TSX:TSX   S&P/TSX Composite Index
Canada's TSX is an interesting index. The stocks listed in it represent roughly 70% of the market cap of all publicly traded Canadian companies. For perspective, the last data I could find puts the S&P 500 at around 83% in the US.

As with many indices, it formed a nice wedge from the March lows, but there are some special differences here: the island top reversal (circled) that we see on some of the US indices was promptly closed just four trading days later, though the peak of that no-longer island remains the high point of the first counter rally of this bear market.

And furthermore, because the counter rally that has formed after that peak has been so strong, the trend line formed from the February high to the June high, which remains intact on the S&P and Dow and others, has been breached on the TSX. Perhaps that means that the actual initial channel that is formed when we do drop will be less steep than those that form in the US markets I have indicated that potential channel with the red line.

On the long-term chart (below), I see two very interesting things.
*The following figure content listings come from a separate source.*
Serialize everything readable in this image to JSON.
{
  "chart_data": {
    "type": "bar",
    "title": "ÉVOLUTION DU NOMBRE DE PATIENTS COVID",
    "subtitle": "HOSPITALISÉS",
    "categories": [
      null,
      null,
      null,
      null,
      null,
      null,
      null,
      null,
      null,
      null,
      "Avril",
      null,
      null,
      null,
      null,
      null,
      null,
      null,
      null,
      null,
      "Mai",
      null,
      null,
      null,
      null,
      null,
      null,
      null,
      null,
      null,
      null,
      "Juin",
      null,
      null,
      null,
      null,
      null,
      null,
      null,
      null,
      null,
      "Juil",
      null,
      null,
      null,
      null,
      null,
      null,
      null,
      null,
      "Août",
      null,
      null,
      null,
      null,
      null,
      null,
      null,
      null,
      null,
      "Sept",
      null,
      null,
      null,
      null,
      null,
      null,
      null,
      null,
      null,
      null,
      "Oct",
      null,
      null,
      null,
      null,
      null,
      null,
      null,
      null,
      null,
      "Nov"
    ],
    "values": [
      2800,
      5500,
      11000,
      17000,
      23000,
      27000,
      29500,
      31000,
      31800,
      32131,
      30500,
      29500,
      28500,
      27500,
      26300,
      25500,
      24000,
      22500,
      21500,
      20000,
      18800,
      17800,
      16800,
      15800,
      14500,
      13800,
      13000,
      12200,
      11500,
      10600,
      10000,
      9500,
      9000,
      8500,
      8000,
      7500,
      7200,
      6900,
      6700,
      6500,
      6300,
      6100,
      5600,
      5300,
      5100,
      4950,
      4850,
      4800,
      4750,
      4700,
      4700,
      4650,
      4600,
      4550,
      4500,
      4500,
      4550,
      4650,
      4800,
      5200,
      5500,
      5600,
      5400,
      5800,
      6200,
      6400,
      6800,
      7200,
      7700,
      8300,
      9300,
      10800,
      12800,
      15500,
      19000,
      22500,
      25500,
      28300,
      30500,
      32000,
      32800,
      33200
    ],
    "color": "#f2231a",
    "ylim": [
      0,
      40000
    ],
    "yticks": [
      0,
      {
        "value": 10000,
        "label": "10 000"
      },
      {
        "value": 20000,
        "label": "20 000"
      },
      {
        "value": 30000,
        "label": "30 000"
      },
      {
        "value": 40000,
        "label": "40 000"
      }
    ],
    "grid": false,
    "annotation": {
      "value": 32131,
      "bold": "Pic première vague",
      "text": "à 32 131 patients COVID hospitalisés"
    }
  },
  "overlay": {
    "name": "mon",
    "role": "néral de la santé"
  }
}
We may have, like the S&P 500 and Dow, a broadening formation on the TSX. If the markets deteriorate, I would expect for us to aim for that lower channel, but: there is a very strong, multi-decade trend line that is fully intact (orange).


As you can see on the S&P 500, the Great Financial Crisis killed that same trend line:


It will be very interesting to see if that can hold, given that it stands in between where we are at now, and the bottom of that broadening formation.